Rezension

Faszinierend und schockierend zugleich

Das Volk der Bäume - Hanya Yanagihara

Das Volk der Bäume
von Hanya Yanagihara

Bewertet mit 4 Sternen

Der junge Arzt Dr. Norton Perina entdeckt auf einer mikronesischen Insel Menschen eines bisher unbekannten Stammes, die körperlich nicht zu altern scheinen, aber geistig verwirrt sind. Es stellt sich heraus, dass die Bewohner das Fleisch einer besonderen Schildkröte verzehrt haben, die ihr Lebensspanne deutlich verlängert. Bald schon wird Norton für seinen wissenschaftlichen Durchbruch gefeiert, doch dann wird er wegen Kindesmissbrauchs angeklagt... .
Hanya Yanagihara hat hier Roman geschrieben, der gleichzeitig beeindruckend, aber auch verstörend ist und mich nachdenklich zurück lässt.
Sie hat hier eine Art fiktionale Biographie entworfen, die die angebliche Geschichte des Dr. Norton Perina erzählt, der erst durch seine bahnbrechende Entdeckung den Nobelpreis erhält, aber dann wegen seiner pädophilen Neigung bei allen in Ungnade fällt.
Man bekommt hier wirklich den Eindruck, man würde eine echte Biographie eines tatsächlich existierenden Wissenschaftlers lesen. Dies wird noch durch angebliche Zeitungsartikel und vor allem durch das Vorwort und die Fußnoten des Herausgebers Dr. Kubodera verstärkt.
Auf mich wirkte Dr. Norton Perina von Anfang an unsympathisch, was nicht nur an seinen pädophilen Neigungen, sondern auch daran liegt, wie er schon als Jugendlicher über andere Menschen urteilt und wie anmaßend und respektlos er mit seiner Mutter umgeht. Auch im weiteren Verlauf der Geschichte merkt man immer wieder eine gewisse Gefühlslosigkeit, als er beispielsweise die Laborratten tötet und untersucht und sich bei seiner Ankunft auf Ivu´ivu gleich vornimmt, die Forscherin Esme Duff zu hassen.Später, als er viele Kinder in die USA holt, adoptiert und großzieht, hat man bereits ein flaues Gefühl, weil man ja schon weiß, dass etwas passieren wird.
Die Autorin hat es im Roman wirklich geschafft, den Leser mit in die Handlung hinein zu ziehen und mit vielen Fragen gerade moralischer Art zu konfrontieren.
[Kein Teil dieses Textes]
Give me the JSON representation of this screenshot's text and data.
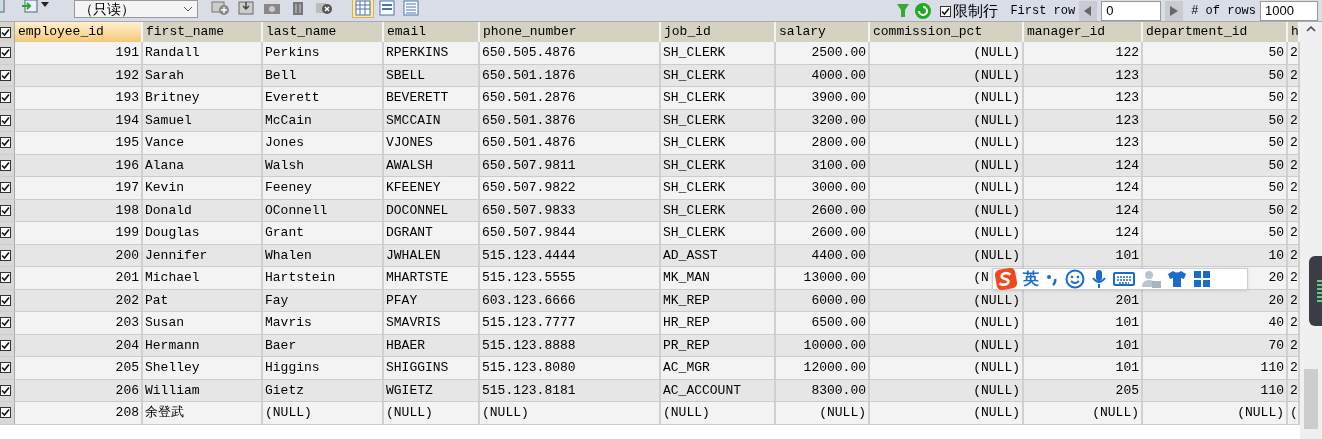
{
  "toolbar": {
    "mode_select": {
      "value": "（只读）"
    },
    "view_modes": [
      {
        "selected": true
      },
      {
        "selected": false
      },
      {
        "selected": false
      }
    ],
    "limit_rows": {
      "label": "限制行",
      "checked": true
    },
    "first_row": {
      "label": "First row",
      "value": "0"
    },
    "row_count": {
      "label": "# of rows",
      "value": "1000"
    }
  },
  "table": {
    "select_all": {
      "checked": true
    },
    "columns": [
      {
        "label": "employee_id",
        "kind": "number",
        "selected": true
      },
      {
        "label": "first_name",
        "kind": "text",
        "selected": false
      },
      {
        "label": "last_name",
        "kind": "text",
        "selected": false
      },
      {
        "label": "email",
        "kind": "text",
        "selected": false
      },
      {
        "label": "phone_number",
        "kind": "text",
        "selected": false
      },
      {
        "label": "job_id",
        "kind": "text",
        "selected": false
      },
      {
        "label": "salary",
        "kind": "number",
        "selected": false
      },
      {
        "label": "commission_pct",
        "kind": "number",
        "selected": false
      },
      {
        "label": "manager_id",
        "kind": "number",
        "selected": false
      },
      {
        "label": "department_id",
        "kind": "number",
        "selected": false
      },
      {
        "label": "h",
        "kind": "text",
        "selected": false
      }
    ],
    "rows": [
      {
        "checked": true,
        "cells": [
          "191",
          "Randall",
          "Perkins",
          "RPERKINS",
          "650.505.4876",
          "SH_CLERK",
          "2500.00",
          "(NULL)",
          "122",
          "50",
          "2"
        ]
      },
      {
        "checked": true,
        "cells": [
          "192",
          "Sarah",
          "Bell",
          "SBELL",
          "650.501.1876",
          "SH_CLERK",
          "4000.00",
          "(NULL)",
          "123",
          "50",
          "2"
        ]
      },
      {
        "checked": true,
        "cells": [
          "193",
          "Britney",
          "Everett",
          "BEVERETT",
          "650.501.2876",
          "SH_CLERK",
          "3900.00",
          "(NULL)",
          "123",
          "50",
          "2"
        ]
      },
      {
        "checked": true,
        "cells": [
          "194",
          "Samuel",
          "McCain",
          "SMCCAIN",
          "650.501.3876",
          "SH_CLERK",
          "3200.00",
          "(NULL)",
          "123",
          "50",
          "2"
        ]
      },
      {
        "checked": true,
        "cells": [
          "195",
          "Vance",
          "Jones",
          "VJONES",
          "650.501.4876",
          "SH_CLERK",
          "2800.00",
          "(NULL)",
          "123",
          "50",
          "2"
        ]
      },
      {
        "checked": true,
        "cells": [
          "196",
          "Alana",
          "Walsh",
          "AWALSH",
          "650.507.9811",
          "SH_CLERK",
          "3100.00",
          "(NULL)",
          "124",
          "50",
          "2"
        ]
      },
      {
        "checked": true,
        "cells": [
          "197",
          "Kevin",
          "Feeney",
          "KFEENEY",
          "650.507.9822",
          "SH_CLERK",
          "3000.00",
          "(NULL)",
          "124",
          "50",
          "2"
        ]
      },
      {
        "checked": true,
        "cells": [
          "198",
          "Donald",
          "OConnell",
          "DOCONNEL",
          "650.507.9833",
          "SH_CLERK",
          "2600.00",
          "(NULL)",
          "124",
          "50",
          "2"
        ]
      },
      {
        "checked": true,
        "cells": [
          "199",
          "Douglas",
          "Grant",
          "DGRANT",
          "650.507.9844",
          "SH_CLERK",
          "2600.00",
          "(NULL)",
          "124",
          "50",
          "2"
        ]
      },
      {
        "checked": true,
        "cells": [
          "200",
          "Jennifer",
          "Whalen",
          "JWHALEN",
          "515.123.4444",
          "AD_ASST",
          "4400.00",
          "(NULL)",
          "101",
          "10",
          "2"
        ]
      },
      {
        "checked": true,
        "cells": [
          "201",
          "Michael",
          "Hartstein",
          "MHARTSTE",
          "515.123.5555",
          "MK_MAN",
          "13000.00",
          {
            "text": "(N",
            "covered": true
          },
          null,
          "20",
          "2"
        ]
      },
      {
        "checked": true,
        "cells": [
          "202",
          "Pat",
          "Fay",
          "PFAY",
          "603.123.6666",
          "MK_REP",
          "6000.00",
          "(NULL)",
          "201",
          "20",
          "2"
        ]
      },
      {
        "checked": true,
        "cells": [
          "203",
          "Susan",
          "Mavris",
          "SMAVRIS",
          "515.123.7777",
          "HR_REP",
          "6500.00",
          "(NULL)",
          "101",
          "40",
          "2"
        ]
      },
      {
        "checked": true,
        "cells": [
          "204",
          "Hermann",
          "Baer",
          "HBAER",
          "515.123.8888",
          "PR_REP",
          "10000.00",
          "(NULL)",
          "101",
          "70",
          "2"
        ]
      },
      {
        "checked": true,
        "cells": [
          "205",
          "Shelley",
          "Higgins",
          "SHIGGINS",
          "515.123.8080",
          "AC_MGR",
          "12000.00",
          "(NULL)",
          "101",
          "110",
          "2"
        ]
      },
      {
        "checked": true,
        "cells": [
          "206",
          "William",
          "Gietz",
          "WGIETZ",
          "515.123.8181",
          "AC_ACCOUNT",
          "8300.00",
          "(NULL)",
          "205",
          "110",
          "2"
        ]
      },
      {
        "checked": true,
        "cells": [
          "208",
          "余登武",
          "(NULL)",
          "(NULL)",
          "(NULL)",
          "(NULL)",
          "(NULL)",
          "(NULL)",
          "(NULL)",
          "(NULL)",
          "("
        ]
      }
    ]
  },
  "ime_bar": {
    "language": "英"
  }
}
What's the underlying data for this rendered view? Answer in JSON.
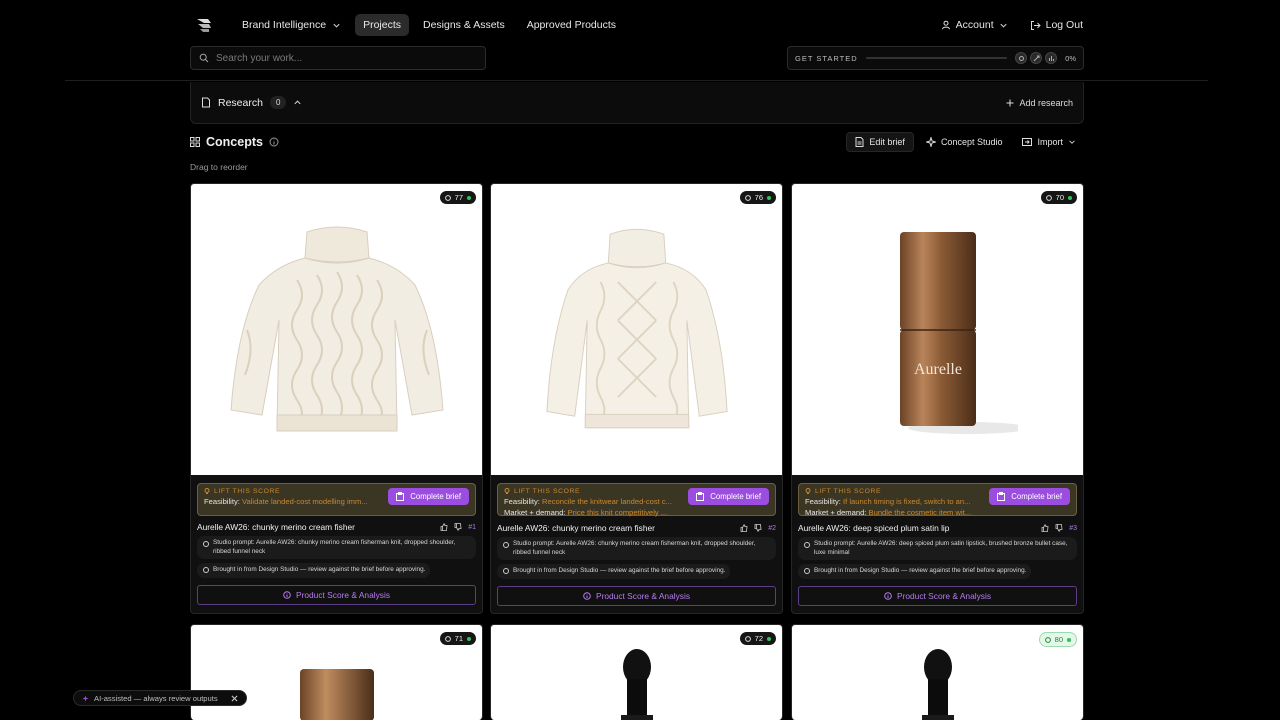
{
  "nav": {
    "items": [
      {
        "label": "Brand Intelligence",
        "has_dropdown": true,
        "active": false
      },
      {
        "label": "Projects",
        "has_dropdown": false,
        "active": true
      },
      {
        "label": "Designs & Assets",
        "has_dropdown": false,
        "active": false
      },
      {
        "label": "Approved Products",
        "has_dropdown": false,
        "active": false
      }
    ],
    "account_label": "Account",
    "logout_label": "Log Out"
  },
  "search": {
    "placeholder": "Search your work..."
  },
  "get_started": {
    "label": "GET STARTED",
    "progress_percent": 0,
    "progress_text": "0%",
    "step_icons": [
      "tag-icon",
      "link-icon",
      "chart-icon"
    ]
  },
  "research": {
    "title": "Research",
    "count": "0",
    "add_label": "Add research"
  },
  "concepts": {
    "title": "Concepts",
    "actions": {
      "edit_brief": "Edit brief",
      "concept_studio": "Concept Studio",
      "import": "Import"
    },
    "drag_hint": "Drag to reorder",
    "cards": [
      {
        "score": "77",
        "image_icon": "cable-knit-sweater-image",
        "lift_label": "LIFT THIS SCORE",
        "lift_lines": [
          {
            "key": "Feasibility:",
            "value": "Validate landed-cost modelling imm..."
          }
        ],
        "complete_label": "Complete brief",
        "title": "Aurelle AW26: chunky merino cream fisher",
        "rank": "#1",
        "prompt": "Studio prompt: Aurelle AW26: chunky merino cream fisherman knit, dropped shoulder, ribbed funnel neck",
        "provenance": "Brought in from Design Studio — review against the brief before approving.",
        "score_button": "Product Score & Analysis"
      },
      {
        "score": "76",
        "image_icon": "cable-knit-sweater-image",
        "lift_label": "LIFT THIS SCORE",
        "lift_lines": [
          {
            "key": "Feasibility:",
            "value": "Reconcile the knitwear landed-cost c..."
          },
          {
            "key": "Market + demand:",
            "value": "Price this knit competitively ..."
          }
        ],
        "complete_label": "Complete brief",
        "title": "Aurelle AW26: chunky merino cream fisher",
        "rank": "#2",
        "prompt": "Studio prompt: Aurelle AW26: chunky merino cream fisherman knit, dropped shoulder, ribbed funnel neck",
        "provenance": "Brought in from Design Studio — review against the brief before approving.",
        "score_button": "Product Score & Analysis"
      },
      {
        "score": "70",
        "image_icon": "lipstick-tube-image",
        "brand_text": "Aurelle",
        "lift_label": "LIFT THIS SCORE",
        "lift_lines": [
          {
            "key": "Feasibility:",
            "value": "If launch timing is fixed, switch to an..."
          },
          {
            "key": "Market + demand:",
            "value": "Bundle the cosmetic item wit..."
          }
        ],
        "complete_label": "Complete brief",
        "title": "Aurelle AW26: deep spiced plum satin lip",
        "rank": "#3",
        "prompt": "Studio prompt: Aurelle AW26: deep spiced plum satin lipstick, brushed bronze bullet case, luxe minimal",
        "provenance": "Brought in from Design Studio — review against the brief before approving.",
        "score_button": "Product Score & Analysis"
      }
    ],
    "row2_scores": [
      "71",
      "72",
      "80"
    ]
  },
  "toast": {
    "text": "AI-assisted — always review outputs"
  },
  "colors": {
    "accent_purple": "#9b4de0",
    "lift_orange": "#c9872f",
    "score_green": "#2fc15a"
  }
}
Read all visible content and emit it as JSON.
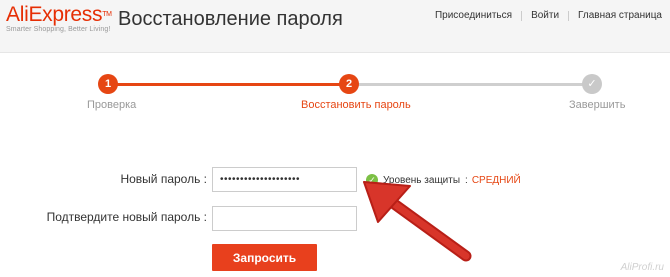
{
  "header": {
    "logo_text": "AliExpress",
    "logo_tm": "TM",
    "logo_slogan": "Smarter Shopping, Better Living!",
    "title": "Восстановление пароля",
    "nav": [
      {
        "label": "Присоединиться"
      },
      {
        "label": "Войти"
      },
      {
        "label": "Главная страница"
      }
    ]
  },
  "stepper": {
    "steps": [
      {
        "number": "1",
        "label": "Проверка",
        "state": "done"
      },
      {
        "number": "2",
        "label": "Восстановить пароль",
        "state": "current"
      },
      {
        "number": "✓",
        "label": "Завершить",
        "state": "pending"
      }
    ],
    "colors": {
      "active": "#e64613",
      "inactive": "#c9c9c9"
    }
  },
  "form": {
    "new_password_label": "Новый пароль :",
    "new_password_value": "••••••••••••••••••••",
    "confirm_label": "Подтвердите новый пароль :",
    "confirm_value": "",
    "strength_label": "Уровень защиты",
    "strength_value": "СРЕДНИЙ",
    "submit_label": "Запросить"
  },
  "watermark": "AliProfi.ru",
  "colors": {
    "accent": "#e64613",
    "button": "#e8401d",
    "annotation_arrow": "#c8241b"
  }
}
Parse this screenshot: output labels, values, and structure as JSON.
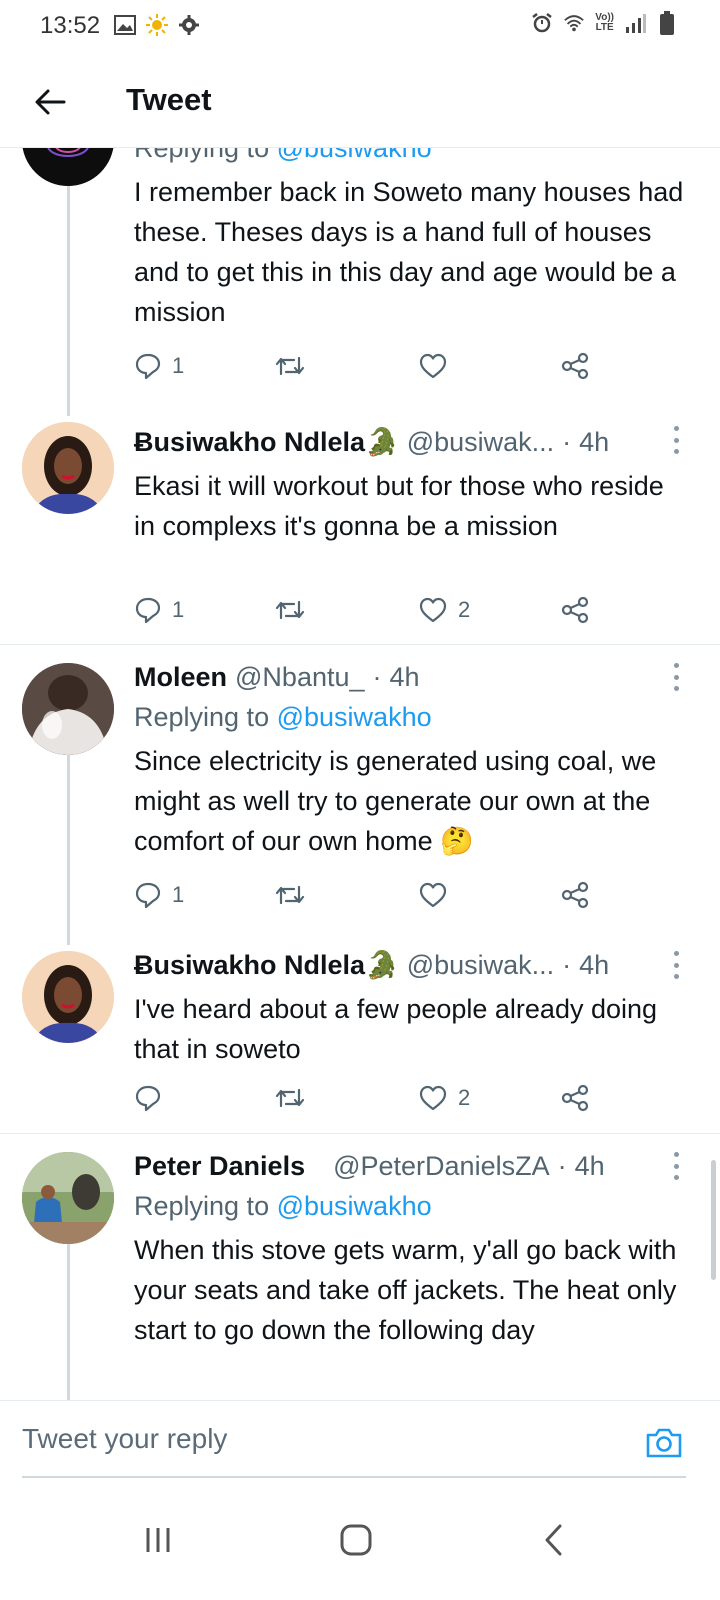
{
  "status_bar": {
    "time": "13:52",
    "left_icons": [
      "gallery-icon",
      "sun-icon",
      "gear-icon"
    ],
    "right_icons": [
      "alarm-icon",
      "wifi-icon",
      "volte-icon",
      "signal-icon",
      "battery-icon"
    ],
    "volte_label": "Vo))\nLTE"
  },
  "header": {
    "title": "Tweet"
  },
  "tweets": [
    {
      "replying_prefix": "Replying to",
      "replying_to": "@busiwakho",
      "text": "I remember back in Soweto many houses had these. Theses days is a hand full of houses and to get this in this day and age would be a mission",
      "replies": "1",
      "retweets": "",
      "likes": ""
    },
    {
      "name": "Ƀusiwakho Ndlela🐊",
      "handle": "@busiwak...",
      "dot": "·",
      "time": "4h",
      "text": "Ekasi it will workout but for those who reside in complexs it's gonna be a mission",
      "replies": "1",
      "retweets": "",
      "likes": "2"
    },
    {
      "name": "Moleen",
      "handle": "@Nbantu_",
      "dot": "·",
      "time": "4h",
      "replying_prefix": "Replying to",
      "replying_to": "@busiwakho",
      "text": "Since electricity is generated using coal, we might as well try to generate our own at the comfort of our own home 🤔",
      "replies": "1",
      "retweets": "",
      "likes": ""
    },
    {
      "name": "Ƀusiwakho Ndlela🐊",
      "handle": "@busiwak...",
      "dot": "·",
      "time": "4h",
      "text": "I've heard about a few people already doing that in soweto",
      "replies": "",
      "retweets": "",
      "likes": "2"
    },
    {
      "name": "Peter Daniels",
      "handle": "@PeterDanielsZA",
      "dot": "·",
      "time": "4h",
      "replying_prefix": "Replying to",
      "replying_to": "@busiwakho",
      "text": "When this stove gets warm, y'all go back with your seats and take off jackets. The heat only start to go down the following day"
    }
  ],
  "reply_bar": {
    "placeholder": "Tweet your reply"
  },
  "nav": {
    "buttons": [
      "recent-apps-icon",
      "home-icon",
      "back-icon"
    ]
  },
  "colors": {
    "accent": "#1d9bf0",
    "secondary_text": "#536471",
    "thread_line": "#cfd9de"
  }
}
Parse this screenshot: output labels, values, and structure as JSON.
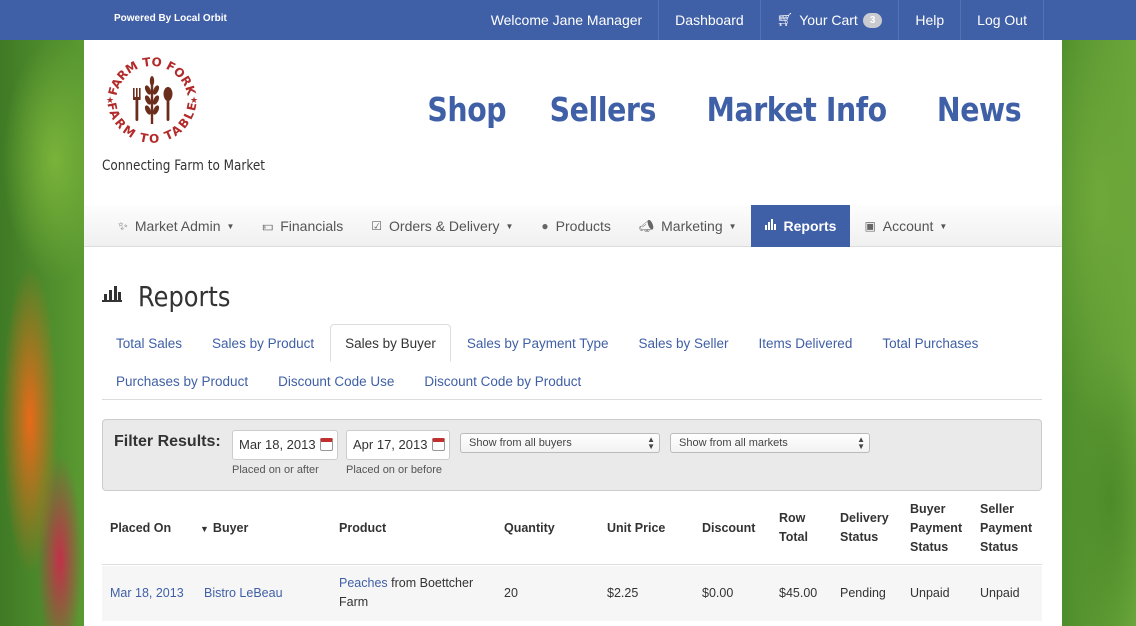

Besonders anschaulich und betörend beschrieben ist die Zeit im Dschungel, der eine unglaubliche Pflanzen- und Tiervielfalt bietet und seine Gäste in seinen Bahn zieht. Umso mehr trifft es einen selbst, als nach Nortons Entdeckung scharrenweise Wissenschafter nach Ivu´ivu kommen und dort den Dschungel zerstören.
Gelesen wird das Hörbuch zum größten Teil von Gunter Schoß. der Dr. Perina spricht. Seine Stimme passt hervorragend zu der Figur und man stellt sich unweigerlich einen älteren Herrn vor, der seine Geschichte ganz unbedarft erzählt. Auch Matthias Bundschuh, der Dr. Kubodera spricht, klingt wirklich wie der Mitarbeiter, der sein Vorbild trotz allem anhimmelt und sein Handeln rechtfertigt.
Insgesamt ist ,,Das Volk der Bäume" ein besonders Hörerlebnis, welches gleichzeitig fasziniert und schockiert. Gerne empfehle ich es hier weiter.